Lawrence Jenkins, K.C.I.E., C.J.
1. The only question on this appeal is as to the meaning of Section 44(b) of the Civil Procedure Code. The suit is brought against the executors of Issub Esmail and in it two causes of action have been united. One is in respect of property in the possession of the defendants to which the plaintiff lays claim by right of inheritance to Ebrahim Suleman and of Amaboo the wife of Mahomed Suleman. The other is in respect of moneys alleged to have been paid by the plaintiff to issue and invested by him on her behalf.
2. The defendants object that there is thus a misjoinder of causes of action having regard to the provisions of Section 44(b) of the Civil Procedure Code.
3. The objection came before Batty J. who rightly considered himself bound by the decision in Ashabai v. Haji Tyeb Haji Rahimtulla ILR (1882) 6 Bom. 390 to hold in the defendants' favour.
4. But as that was the decision of a single Judge we are not so bound.
5. The argument for the defendants is that in respect of the first of the two causes of action the plaintiffs' claim is by an heir as such.
6. But for the decision in Ashabai's case I should have thought this clearly was not so, and after giving that decision the most careful consideration I still remain unconvinced by it.
7. Those to whom Rule (6) of Section 44 relates have the common characteristic that they owe their legal condition to the death of another. But there are others-of whom this can be predicated as for instance legatees or next-of-kin, and yet they are not named in Rule (6).

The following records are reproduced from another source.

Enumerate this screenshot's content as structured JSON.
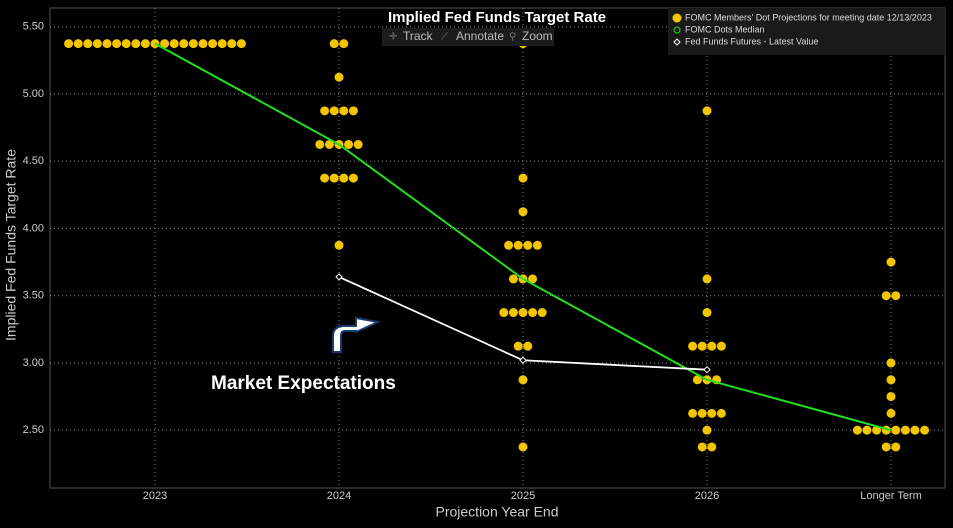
{
  "chart_data": {
    "type": "dotplot",
    "title": "Implied Fed Funds Target Rate",
    "x_label": "Projection Year End",
    "y_label": "Implied Fed Funds Target Rate",
    "toolbar": [
      "Track",
      "Annotate",
      "Zoom"
    ],
    "annotation": "Market Expectations",
    "categories": [
      "2023",
      "2024",
      "2025",
      "2026",
      "Longer Term"
    ],
    "ylim": [
      2.07,
      5.64
    ],
    "yticks": [
      {
        "value": 2.5,
        "label": "2.50"
      },
      {
        "value": 3.0,
        "label": "3.00"
      },
      {
        "value": 3.5,
        "label": "3.50"
      },
      {
        "value": 4.0,
        "label": "4.00"
      },
      {
        "value": 4.5,
        "label": "4.50"
      },
      {
        "value": 5.0,
        "label": "5.00"
      },
      {
        "value": 5.5,
        "label": "5.50"
      }
    ],
    "grid": true,
    "legend": "upper right",
    "series": [
      {
        "name": "FOMC Members' Dot Projections for meeting date 12/13/2023",
        "color": "#f2c500",
        "marker": "dots",
        "values": [
          [
            5.375,
            5.375,
            5.375,
            5.375,
            5.375,
            5.375,
            5.375,
            5.375,
            5.375,
            5.375,
            5.375,
            5.375,
            5.375,
            5.375,
            5.375,
            5.375,
            5.375,
            5.375,
            5.375
          ],
          [
            5.375,
            5.375,
            5.125,
            4.875,
            4.875,
            4.875,
            4.875,
            4.625,
            4.625,
            4.625,
            4.625,
            4.625,
            4.375,
            4.375,
            4.375,
            4.375,
            3.875
          ],
          [
            5.375,
            4.375,
            4.125,
            3.875,
            3.875,
            3.875,
            3.875,
            3.625,
            3.625,
            3.625,
            3.375,
            3.375,
            3.375,
            3.375,
            3.375,
            3.125,
            3.125,
            2.875,
            2.375
          ],
          [
            4.875,
            3.625,
            3.375,
            3.125,
            3.125,
            3.125,
            3.125,
            2.875,
            2.875,
            2.875,
            2.625,
            2.625,
            2.625,
            2.625,
            2.5,
            2.375,
            2.375
          ],
          [
            3.75,
            3.5,
            3.5,
            3.0,
            2.875,
            2.75,
            2.625,
            2.5,
            2.5,
            2.5,
            2.5,
            2.5,
            2.5,
            2.5,
            2.5,
            2.375,
            2.375
          ]
        ]
      },
      {
        "name": "FOMC Dots Median",
        "color": "#22dd22",
        "marker": "line",
        "values": [
          5.375,
          4.625,
          3.625,
          2.875,
          2.5
        ]
      },
      {
        "name": "Fed Funds Futures - Latest Value",
        "color": "#ffffff",
        "marker": "line-diamond",
        "values": [
          null,
          3.64,
          3.02,
          2.95,
          null
        ]
      }
    ]
  }
}
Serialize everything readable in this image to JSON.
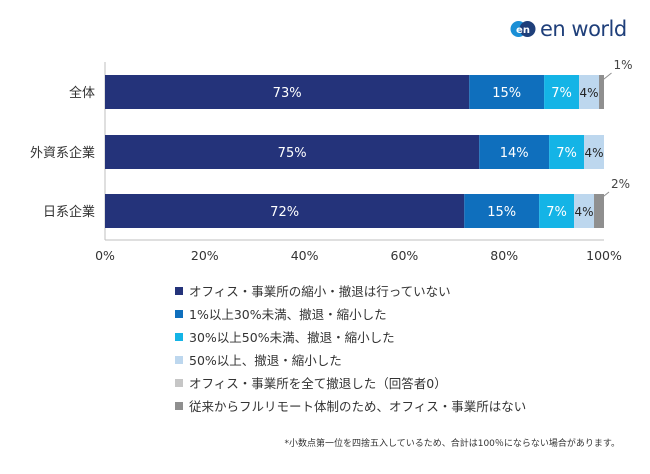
{
  "logo": {
    "mark_text": "en",
    "word": "en world"
  },
  "colors": {
    "none": "#24337a",
    "s1": "#0f6fbd",
    "s2": "#14b4e6",
    "s3": "#bdd7ee",
    "s4": "#c6c6c6",
    "s5": "#8f8f8f",
    "axis": "#bfbfbf",
    "logo_blue": "#1f3f7a",
    "logo_mark": "#1a8fd6"
  },
  "chart_data": {
    "type": "bar",
    "orientation": "horizontal",
    "stacked": true,
    "categories": [
      "全体",
      "外資系企業",
      "日系企業"
    ],
    "series": [
      {
        "name": "オフィス・事業所の縮小・撤退は行っていない",
        "values": [
          73,
          75,
          72
        ],
        "labels": [
          "73%",
          "75%",
          "72%"
        ],
        "color": "#24337a"
      },
      {
        "name": "1%以上30%未満、撤退・縮小した",
        "values": [
          15,
          14,
          15
        ],
        "labels": [
          "15%",
          "14%",
          "15%"
        ],
        "color": "#0f6fbd"
      },
      {
        "name": "30%以上50%未満、撤退・縮小した",
        "values": [
          7,
          7,
          7
        ],
        "labels": [
          "7%",
          "7%",
          "7%"
        ],
        "color": "#14b4e6"
      },
      {
        "name": "50%以上、撤退・縮小した",
        "values": [
          4,
          4,
          4
        ],
        "labels": [
          "4%",
          "4%",
          "4%"
        ],
        "color": "#bdd7ee"
      },
      {
        "name": "オフィス・事業所を全て撤退した（回答者0）",
        "values": [
          0,
          0,
          0
        ],
        "labels": [
          "",
          "",
          ""
        ],
        "color": "#c6c6c6"
      },
      {
        "name": "従来からフルリモート体制のため、オフィス・事業所はない",
        "values": [
          1,
          0,
          2
        ],
        "labels": [
          "1%",
          "",
          "2%"
        ],
        "color": "#8f8f8f"
      }
    ],
    "xlim": [
      0,
      100
    ],
    "xticks": [
      "0%",
      "20%",
      "40%",
      "60%",
      "80%",
      "100%"
    ],
    "legend_position": "bottom",
    "grid": false
  },
  "footnote": "*小数点第一位を四捨五入しているため、合計は100％にならない場合があります。"
}
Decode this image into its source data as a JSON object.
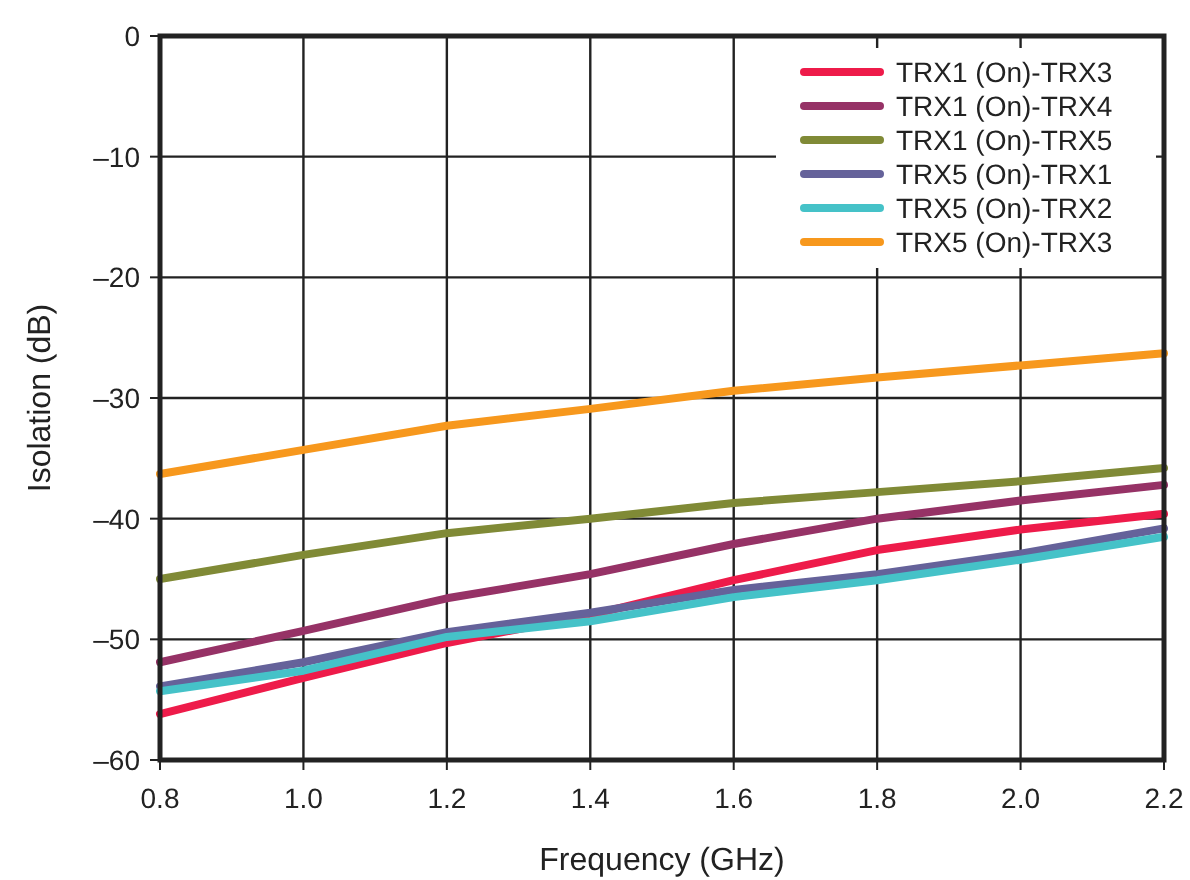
{
  "chart_data": {
    "type": "line",
    "xlabel": "Frequency (GHz)",
    "ylabel": "Isolation (dB)",
    "x": [
      0.8,
      1.0,
      1.2,
      1.4,
      1.6,
      1.8,
      2.0,
      2.2
    ],
    "xlim": [
      0.8,
      2.2
    ],
    "xticks": [
      {
        "value": 0.8,
        "label": "0.8"
      },
      {
        "value": 1.0,
        "label": "1.0"
      },
      {
        "value": 1.2,
        "label": "1.2"
      },
      {
        "value": 1.4,
        "label": "1.4"
      },
      {
        "value": 1.6,
        "label": "1.6"
      },
      {
        "value": 1.8,
        "label": "1.8"
      },
      {
        "value": 2.0,
        "label": "2.0"
      },
      {
        "value": 2.2,
        "label": "2.2"
      }
    ],
    "ylim": [
      -60,
      0
    ],
    "yticks": [
      {
        "value": -60,
        "label": "–60"
      },
      {
        "value": -50,
        "label": "–50"
      },
      {
        "value": -40,
        "label": "–40"
      },
      {
        "value": -30,
        "label": "–30"
      },
      {
        "value": -20,
        "label": "–20"
      },
      {
        "value": -10,
        "label": "–10"
      },
      0
    ],
    "grid": true,
    "legend": "top right",
    "marker": "none",
    "line_style": "solid",
    "series": [
      {
        "name": "TRX1 (On)-TRX3",
        "color": "#ee1b4a",
        "values": [
          -56.2,
          -53.2,
          -50.3,
          -48.0,
          -45.1,
          -42.6,
          -40.9,
          -39.6
        ]
      },
      {
        "name": "TRX1 (On)-TRX4",
        "color": "#963266",
        "values": [
          -51.9,
          -49.3,
          -46.6,
          -44.6,
          -42.1,
          -40.0,
          -38.5,
          -37.2
        ]
      },
      {
        "name": "TRX1 (On)-TRX5",
        "color": "#808a36",
        "values": [
          -45.0,
          -43.0,
          -41.2,
          -40.0,
          -38.7,
          -37.8,
          -36.9,
          -35.8
        ]
      },
      {
        "name": "TRX5 (On)-TRX1",
        "color": "#65629a",
        "values": [
          -53.9,
          -51.9,
          -49.4,
          -47.8,
          -45.9,
          -44.6,
          -42.9,
          -40.8
        ]
      },
      {
        "name": "TRX5 (On)-TRX2",
        "color": "#45c2c8",
        "values": [
          -54.3,
          -52.6,
          -49.8,
          -48.5,
          -46.5,
          -45.1,
          -43.4,
          -41.5
        ]
      },
      {
        "name": "TRX5 (On)-TRX3",
        "color": "#f7981d",
        "values": [
          -36.3,
          -34.3,
          -32.3,
          -30.9,
          -29.4,
          -28.3,
          -27.3,
          -26.3
        ]
      }
    ]
  }
}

8. It is therefore safe to assume that it is something beyond devolution on death that induced the legislature to single out executors, administrators and heirs for special treatment.
9. Have these executors, administrators and heirs any common characteristic not shared by legatees and next-of-kin? Undoubtedly they have for not only do they acquire title from the deceased but they may represent him. In this, I think, is to be found the clue to the meaning of the rule. Thus a claim may be made by or against the heir of a deceased Hindu as his representative, and again this same person may claim for his own benefit and in his own personal right property of which the beneficial ownership has devolved on him by inheritance from, that is to say as heir to, this deceased Hindu. His legal capacity in the two cases is absolutely distinct, and in my opinion it is only in reference to his representative capacity that it can be said a claim has been made by or against an heir as such.
10. This view (in my opinion) not only is in harmony with principle, but is sanctioned by the concluding words of the rule where it is expressly said that he represents the deceased.
11. This conclusion too is supported by the decision of the Allahabad High Court in Ahmad-ud-din v. Sikandar ILR (1896) All. 256 , and also by the tenor of the English Rule (Order XVIII, Rule 5, formerly Order XVII, Rule 5) on which Rule (b) of Section 44 is obviously based.
12. The order therefore of Batty J. must be set aside. It is said, that the suit is obnoxious to Rule (a) of Section 44. With that we have no concern on this present appeal, and any objection on this score must be taken (if at all) in the ordinary course and on proper materials.
13. Having regard to the fact that the respondents had in their favour a previous decision we direct that the costs of the summons, of the trial of the preliminary issue, and of the appeal be costs in the suit.